I don’t have time to go on at this moment, so for once I’ll just post this and let it be a brief provocation. (In other news, I have a final first draft of my novel, and it’s being evaluated by a publisher and, separately, a screenwriter! Fingers crossed for good news in the next month or two.)

OK, here’s the long-lost unfinished half hour of our forgotten journey to Eastern Europe in 1990:

And here is the article, written by myself and Michael Whitson (then still using the moniker Med-o), but never published until now!

The Anti-Economy League of San Francisco and Its Heroic, Revolutionary Tour of East Berlin, Szczecin, Gdansk, Warsaw, Wroclaw, and Prague, May-June 1990

We weren’t going to just go over there and be good tourists and take a lot of pictures, NO WAY! We gave our trip a lot of thought and preparation. A couple months before leaving, we settled on our name —“The Anti-Economy League of San Francisco.” First we prepared a leaflet full of broad questions and a bit about ourselves and mailed it to a wonderful mailing list provided by Bob McGlynn of the New York “Neither East Nor West” group.

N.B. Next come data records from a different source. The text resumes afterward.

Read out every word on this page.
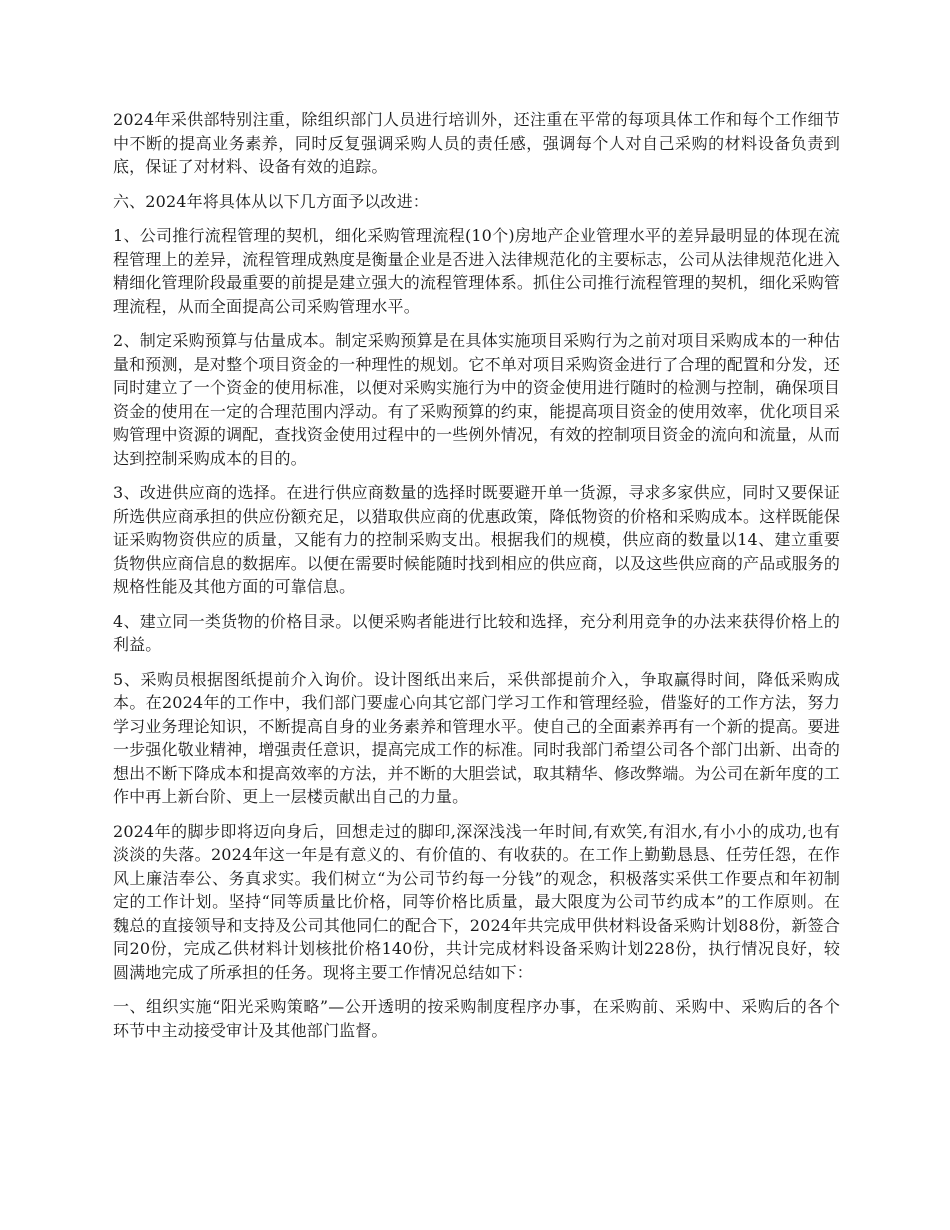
2024年采供部特别注重，除组织部门人员进行培训外，还注重在平常的每项具体工作和每个工作细节中不断的提高业务素养，同时反复强调采购人员的责任感，强调每个人对自己采购的材料设备负责到底，保证了对材料、设备有效的追踪。

六、2024年将具体从以下几方面予以改进：

1、公司推行流程管理的契机，细化采购管理流程(10个)房地产企业管理水平的差异最明显的体现在流程管理上的差异，流程管理成熟度是衡量企业是否进入法律规范化的主要标志，公司从法律规范化进入精细化管理阶段最重要的前提是建立强大的流程管理体系。抓住公司推行流程管理的契机，细化采购管理流程，从而全面提高公司采购管理水平。

2、制定采购预算与估量成本。制定采购预算是在具体实施项目采购行为之前对项目采购成本的一种估量和预测，是对整个项目资金的一种理性的规划。它不单对项目采购资金进行了合理的配置和分发，还同时建立了一个资金的使用标准，以便对采购实施行为中的资金使用进行随时的检测与控制，确保项目资金的使用在一定的合理范围内浮动。有了采购预算的约束，能提高项目资金的使用效率，优化项目采购管理中资源的调配，查找资金使用过程中的一些例外情况，有效的控制项目资金的流向和流量，从而达到控制采购成本的目的。

3、改进供应商的选择。在进行供应商数量的选择时既要避开单一货源，寻求多家供应，同时又要保证所选供应商承担的供应份额充足，以猎取供应商的优惠政策，降低物资的价格和采购成本。这样既能保证采购物资供应的质量，又能有力的控制采购支出。根据我们的规模，供应商的数量以14、建立重要货物供应商信息的数据库。以便在需要时候能随时找到相应的供应商，以及这些供应商的产品或服务的规格性能及其他方面的可靠信息。

4、建立同一类货物的价格目录。以便采购者能进行比较和选择，充分利用竞争的办法来获得价格上的利益。

5、采购员根据图纸提前介入询价。设计图纸出来后，采供部提前介入，争取赢得时间，降低采购成本。在2024年的工作中，我们部门要虚心向其它部门学习工作和管理经验，借鉴好的工作方法，努力学习业务理论知识，不断提高自身的业务素养和管理水平。使自己的全面素养再有一个新的提高。要进一步强化敬业精神，增强责任意识，提高完成工作的标准。同时我部门希望公司各个部门出新、出奇的想出不断下降成本和提高效率的方法，并不断的大胆尝试，取其精华、修改弊端。为公司在新年度的工作中再上新台阶、更上一层楼贡献出自己的力量。

2024年的脚步即将迈向身后，回想走过的脚印,深深浅浅一年时间,有欢笑,有泪水,有小小的成功,也有淡淡的失落。2024年这一年是有意义的、有价值的、有收获的。在工作上勤勤恳恳、任劳任怨，在作风上廉洁奉公、务真求实。我们树立“为公司节约每一分钱”的观念，积极落实采供工作要点和年初制定的工作计划。坚持“同等质量比价格，同等价格比质量，最大限度为公司节约成本”的工作原则。在魏总的直接领导和支持及公司其他同仁的配合下，2024年共完成甲供材料设备采购计划88份，新签合同20份，完成乙供材料计划核批价格140份，共计完成材料设备采购计划228份，执行情况良好，较圆满地完成了所承担的任务。现将主要工作情况总结如下：

一、组织实施“阳光采购策略”—公开透明的按采购制度程序办事，在采购前、采购中、采购后的各个环节中主动接受审计及其他部门监督。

As we awaited replies we busily produced or acquired an array of goods to take along as gifts when we crossed into the Zone of Consumer Deprivation. We spent several weekends making home-made Anti-Economy League t-shirts and printed up some Anti-Business Cards to go with them. Realizing our new friends wouldn’t have a nearby K-Mart to buy indelible markers, masking and scotch tape, pushpins and thumbtacks, cassettes, and other useful items, we tried to load up on them too. And of course a half pound of precious coffee for each host along the way. Med-o went first, in early April and looped around through Poland, Prague, Budapest, and Zagreb before meeting up with me in Frankfurt-am-Mein back in the West in late May. Along the way he wrote and occasionally telephoned with his impressions. For instance, he wrote from Prague in early May, “it’s certainly true that most urban Czechs are overjoyed to see the Communists out. But, unlike Poland, it’s a different story in the countryside and towns where 75% of the population live. The standard of living has been relatively high there, and that provincial, orderly, stable life (so boring to us) is what most, except some youth, want… Most of those I’ve met in Prague with some pizzazz are liberal artists and/or yearning yuppies. Many are politically progressive—but unable to envision anything beyond ‘The (free-market) Economy,’ or bourgeois democracy. Sort of like home, eh?”